Great Cynics – ‘Posi’

By Matthew Wilson

It’s the worst of times, so let’s write an album about the best of times. ‘Posi,’ the fourth album by those affable southern punks Great Cynics, is an album split down the middle, told in two parts, treading a knife’s edge between seemingly forced positivity and a more deep seated, yet honest, bitterness.

Great Cynics had a line-up change while recording this album, losing bassist Ioana Cairns and the creative input she brings. Whilst the band seem to have taken this in their stride, it’s affected the writing process in some way. There’s been a seemingly keen interest to shift focus from vocalist/guitarist Giles Bidder’s inner trauma and anxieties, instead taking wistful aim at life in London town, trying to give it a ‘positive’ spin musically.

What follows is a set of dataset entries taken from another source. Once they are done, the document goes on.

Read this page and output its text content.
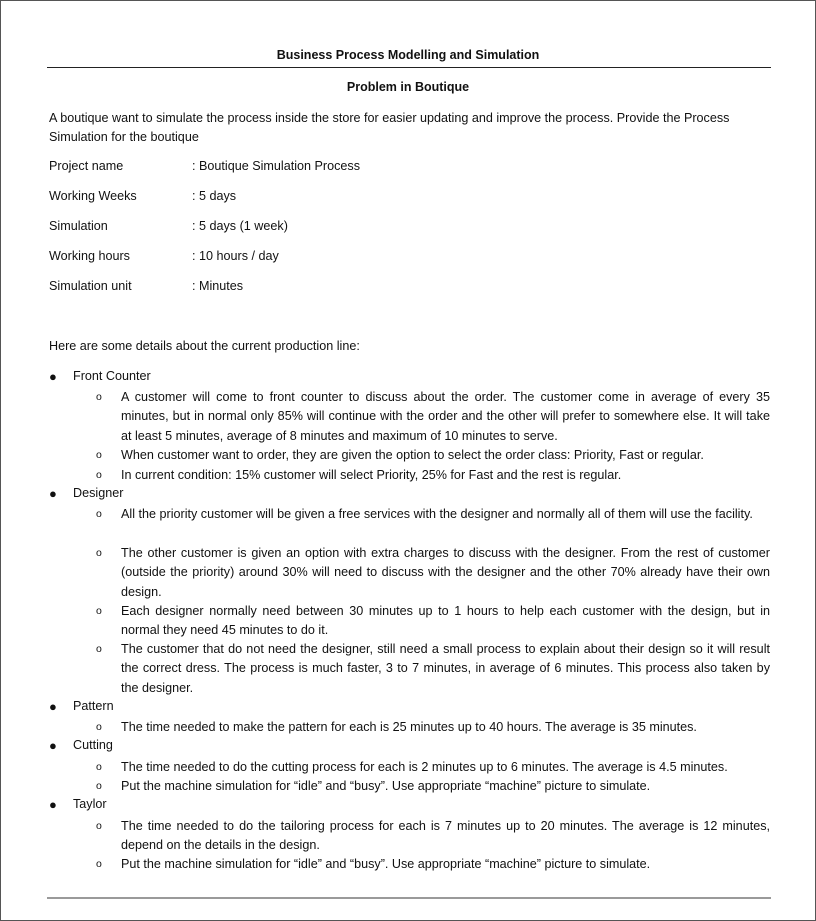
Business Process Modelling and Simulation
Problem in Boutique
A boutique want to simulate the process inside the store for easier updating and improve the process. Provide the Process Simulation for the boutique
Project name	: Boutique Simulation Process
Working Weeks	: 5 days
Simulation	: 5 days (1 week)
Working hours	: 10 hours / day
Simulation unit	: Minutes
Here are some details about the current production line:
● Front Counter
o A customer will come to front counter to discuss about the order. The customer come in average of every 35 minutes, but in normal only 85% will continue with the order and the other will prefer to somewhere else. It will take at least 5 minutes, average of 8 minutes and maximum of 10 minutes to serve.
o When customer want to order, they are given the option to select the order class: Priority, Fast or regular.
o In current condition: 15% customer will select Priority, 25% for Fast and the rest is regular.
● Designer
o All the priority customer will be given a free services with the designer and normally all of them will use the facility.
o The other customer is given an option with extra charges to discuss with the designer. From the rest of customer (outside the priority) around 30% will need to discuss with the designer and the other 70% already have their own design.
o Each designer normally need between 30 minutes up to 1 hours to help each customer with the design, but in normal they need 45 minutes to do it.
o The customer that do not need the designer, still need a small process to explain about their design so it will result the correct dress. The process is much faster, 3 to 7 minutes, in average of 6 minutes. This process also taken by the designer.
● Pattern
o The time needed to make the pattern for each is 25 minutes up to 40 hours. The average is 35 minutes.
● Cutting
o The time needed to do the cutting process for each is 2 minutes up to 6 minutes. The average is 4.5 minutes.
o Put the machine simulation for “idle” and “busy”. Use appropriate “machine” picture to simulate.
● Taylor
o The time needed to do the tailoring process for each is 7 minutes up to 20 minutes. The average is 12 minutes, depend on the details in the design.
o Put the machine simulation for “idle” and “busy”. Use appropriate “machine” picture to simulate.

The tension between this new musical direction and Bidder’s natural gravitation to more downbeat subject matters hang over the first half of the album and it doesn’t land well. ‘Let Me Go Home’ is a suitably swaggy opener and does its job, but lead single ‘Only In Memories’ falls a bit flat, its main riff having more than a passing similarity to ‘Gates’ by The Menzingers. The saccharine ‘Happiness, London,’ with lines like “this is the most expensive place on earth, but I just wanna stay” seems a bit rich to all of those leaking inhabitants of the capital. ‘Posi’ starts off trying very hard to be something it is not.

Luckily, after this, the album picks up pace with the excellent ‘Shabba Shabba’, full of tender moments of small human intimacies “like standing outside Sainsbury’s in the rain […] I love it in your car when it’s freezing outside” and Bidder’s simple, honest admission that “I’m not easy” hitting home like an emotional haymaker. It’s these little human realisations that give ‘Posi’ its character, like album linchpin ‘Summer At Home’s tender and self-affirming climax of “you don’t think that you’re special, it’s what makes you special.” 

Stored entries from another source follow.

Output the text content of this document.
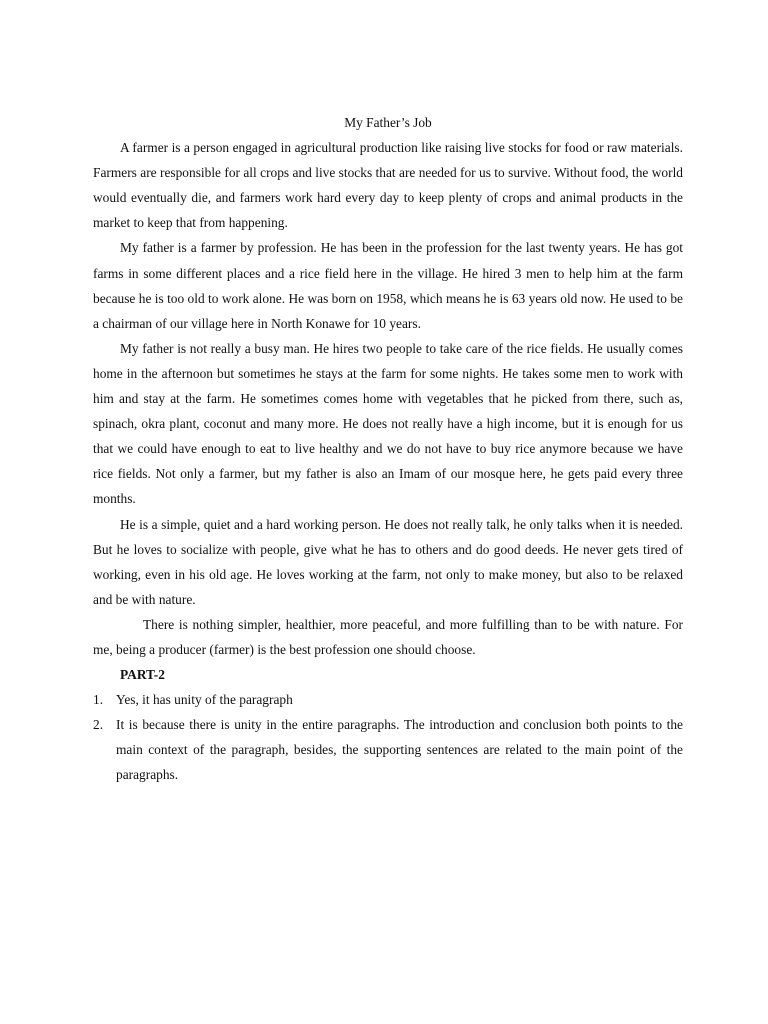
My Father’s Job

A farmer is a person engaged in agricultural production like raising live stocks for food or raw materials. Farmers are responsible for all crops and live stocks that are needed for us to survive. Without food, the world would eventually die, and farmers work hard every day to keep plenty of crops and animal products in the market to keep that from happening.

My father is a farmer by profession. He has been in the profession for the last twenty years. He has got farms in some different places and a rice field here in the village. He hired 3 men to help him at the farm because he is too old to work alone. He was born on 1958, which means he is 63 years old now. He used to be a chairman of our village here in North Konawe for 10 years.

My father is not really a busy man. He hires two people to take care of the rice fields. He usually comes home in the afternoon but sometimes he stays at the farm for some nights. He takes some men to work with him and stay at the farm. He sometimes comes home with vegetables that he picked from there, such as, spinach, okra plant, coconut and many more. He does not really have a high income, but it is enough for us that we could have enough to eat to live healthy and we do not have to buy rice anymore because we have rice fields. Not only a farmer, but my father is also an Imam of our mosque here, he gets paid every three months.

He is a simple, quiet and a hard working person. He does not really talk, he only talks when it is needed. But he loves to socialize with people, give what he has to others and do good deeds. He never gets tired of working, even in his old age. He loves working at the farm, not only to make money, but also to be relaxed and be with nature.

There is nothing simpler, healthier, more peaceful, and more fulfilling than to be with nature. For me, being a producer (farmer) is the best profession one should choose.

PART-2

1. Yes, it has unity of the paragraph
2. It is because there is unity in the entire paragraphs. The introduction and conclusion both points to the main context of the paragraph, besides, the supporting sentences are related to the main point of the paragraphs.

It’s where things feel like they’re falling apart that Great Cynics sound their most natural. The intense punk rock fury of ‘Don’t Buy The Sun’ becomes a blend of distortion and Britpop, the reckless sub one-minute closer ‘Things We Don’t Need’ giving a middle finger to misery with the cry of “I never wanna be that way again!”. If there’s a best representation of ‘Posi’ it’s probably ‘Blue Roll and Duct Tape’, with its slick, sunny guitar riffs and upbeat, disposable chorus of “it’s not so bad, they say!” Juxtaposed against the lyrical trauma of trying to clean up a breaking down relationship, it sums up an album trying to pull itself apart at the seams.

Great Cynics deserve respect in their intention to make a positive album, but it’s on the songs where they lose their self-imposed restraint that they find their soul. So, whilst their intent may not have led to the optimistic tour-de-force they were after, the tensions in this album make it all the more endearing. As Bidder sings on ‘Blue Roll and Duct Tape’, there’s no harm in wanting “the world to feel a little bit bigger”. The world kind of sucks right now; at least Great Cynics are trying to make it a little better.